FIRST-TIME HOMEBUYER TAX CREDIT
Frequently Asked Questions
In 2008, Congress enacted a $7500 tax credit designed to be an incentive for first-time homebuyers to purchase a home. The credit was designed as a mechanism to decrease the over-supply of homes for sale. For 2009, Congress has increased the credit to $8000 and made several additional improvements. This revised $8000 tax credit applies to purchases on or after January 1, 2009 and before December 1, 2009.
Tax Credits – The Basics
1. What’s this new homebuyer tax incentive for 2009?
The 2008 $7500, repayable credit is increased to $8000 and the repayment feature is eliminated for 2009 purchasers. Any home that is purchased for $80,000 or more qualifies for the full $8000 amount. If the house costs less than $80,000, the credit will be 10% of the cost. Thus, if an individual purchased a home for $75,000, the credit would be $7500. It is available for the purchase of a principal residence on or after January 1, 2009 and before December 1, 2009.
2. Who is eligible?
Only first-time homebuyers are eligible. A person is considered a first-time buyer if he/she has not had any ownership interest in a home in the three years previous to the day of the 2009 purchase.
3. How does a tax credit work?
Every dollar of a tax credit reduces income taxes by a dollar. Credits are claimed on an individual’s income tax return. Thus, a qualified purchaser would figure out all the income items and exemptions and make all the calculations required to figure out his/her total tax due. Then, once the total tax owed has been computed, tax credits are applied to reduce the total tax bill. So, if before taking any credits on a tax return a person has total tax liability of $9500, an $8000 credit would wipe out all but $1500 of the tax due. ($9,500 – $8000 = $1500)
4. So what happens if the purchaser is eligible for an $8000 credit but their entire income tax liability for the year is only $6000?

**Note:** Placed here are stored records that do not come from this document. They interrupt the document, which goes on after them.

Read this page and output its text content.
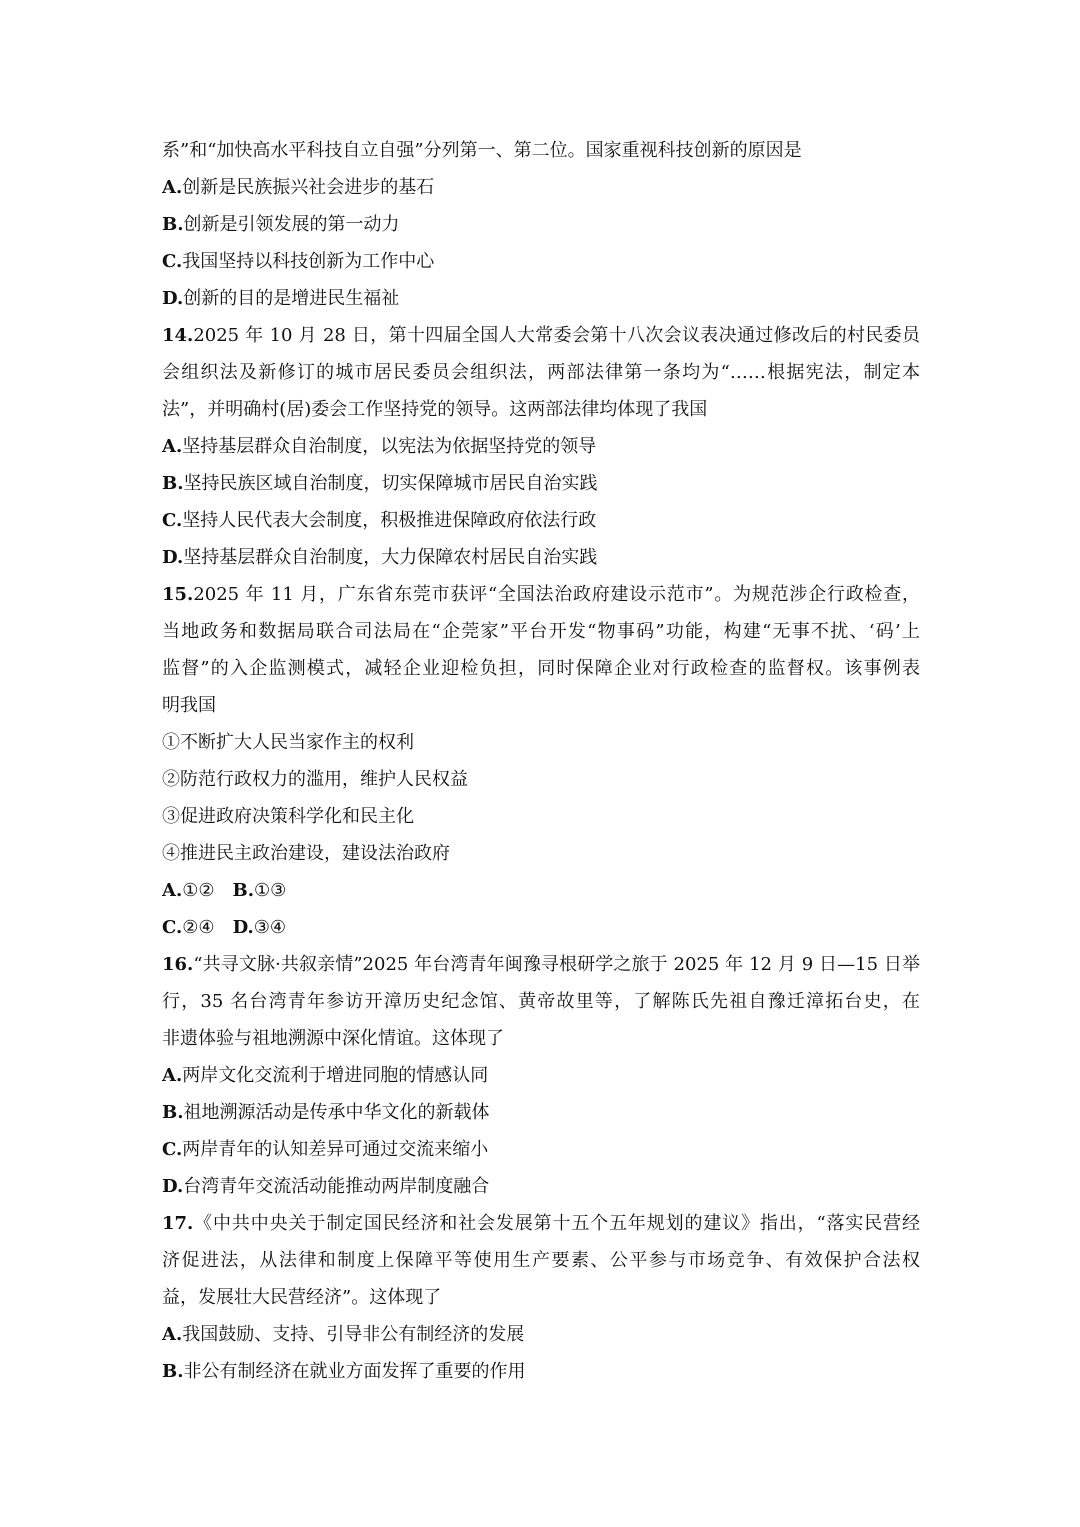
系”和“加快高水平科技自立自强”分列第一、第二位。国家重视科技创新的原因是
A.创新是民族振兴社会进步的基石
B.创新是引领发展的第一动力
C.我国坚持以科技创新为工作中心
D.创新的目的是增进民生福祉
14.2025 年 10 月 28 日，第十四届全国人大常委会第十八次会议表决通过修改后的村民委员
会组织法及新修订的城市居民委员会组织法，两部法律第一条均为“……根据宪法，制定本
法”，并明确村(居)委会工作坚持党的领导。这两部法律均体现了我国
A.坚持基层群众自治制度，以宪法为依据坚持党的领导
B.坚持民族区域自治制度，切实保障城市居民自治实践
C.坚持人民代表大会制度，积极推进保障政府依法行政
D.坚持基层群众自治制度，大力保障农村居民自治实践
15.2025 年 11 月，广东省东莞市获评“全国法治政府建设示范市”。为规范涉企行政检查，
当地政务和数据局联合司法局在“企莞家”平台开发“物事码”功能，构建“无事不扰、‘码’上
监督”的入企监测模式，减轻企业迎检负担，同时保障企业对行政检查的监督权。该事例表
明我国
①不断扩大人民当家作主的权利
②防范行政权力的滥用，维护人民权益
③促进政府决策科学化和民主化
④推进民主政治建设，建设法治政府
A.①② B.①③
C.②④ D.③④
16.“共寻文脉·共叙亲情”2025 年台湾青年闽豫寻根研学之旅于 2025 年 12 月 9 日—15 日举
行，35 名台湾青年参访开漳历史纪念馆、黄帝故里等，了解陈氏先祖自豫迁漳拓台史，在
非遗体验与祖地溯源中深化情谊。这体现了
A.两岸文化交流利于增进同胞的情感认同
B.祖地溯源活动是传承中华文化的新载体
C.两岸青年的认知差异可通过交流来缩小
D.台湾青年交流活动能推动两岸制度融合
17.《中共中央关于制定国民经济和社会发展第十五个五年规划的建议》指出，“落实民营经
济促进法，从法律和制度上保障平等使用生产要素、公平参与市场竞争、有效保护合法权
益，发展壮大民营经济”。这体现了
A.我国鼓励、支持、引导非公有制经济的发展
B.非公有制经济在就业方面发挥了重要的作用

This tax credit is what’s called “refundable” credit. Thus, if the eligible purchaser’s total tax liability was $6000, the IRS would send the purchaser a check for $2000. The refundable amount is the difference between $8000 credit amount and the amount of tax liability. ($8000 – $6000 = $2000) Most taxpayers determine their tax liability by referring to tables that the IRS prepares each year.
5. How does withholding affect my tax credit and my refund?
A few examples are provided at the end of this document. There are several steps in this calculation, but most income tax software programs are equipped to make that determination.
6. Is there an income restriction?
Yes. The income restriction is based on the tax filing status the purchaser claims when filing his/her income tax return. Individuals filing Form 1040 as Single (or Head of Household) are eligible for the credit if their income is no more than $75,000. Married couples who file a Joint return may have income of no more than $150,000.
7. How is my “income” determined?
For most individuals, income is defined and calculated in the same manner as their Adjusted Gross Income (AGI) on their 1040 income tax return. AGI includes items like wages, salaries, interest and dividends, pension and retirement earnings, rental income and a host of other elements. AGI is the final number that appears on the bottom line of the front page of an IRS Form 1040.
8. What if I worked abroad for part of the year?
Some individuals have earned income and/or receive housing allowances while working outside the US. Their income will be adjusted to reflect those items to measure Modified Adjusted Gross Income (MAGI). Their eligibility for the credit will be based on their MAGI.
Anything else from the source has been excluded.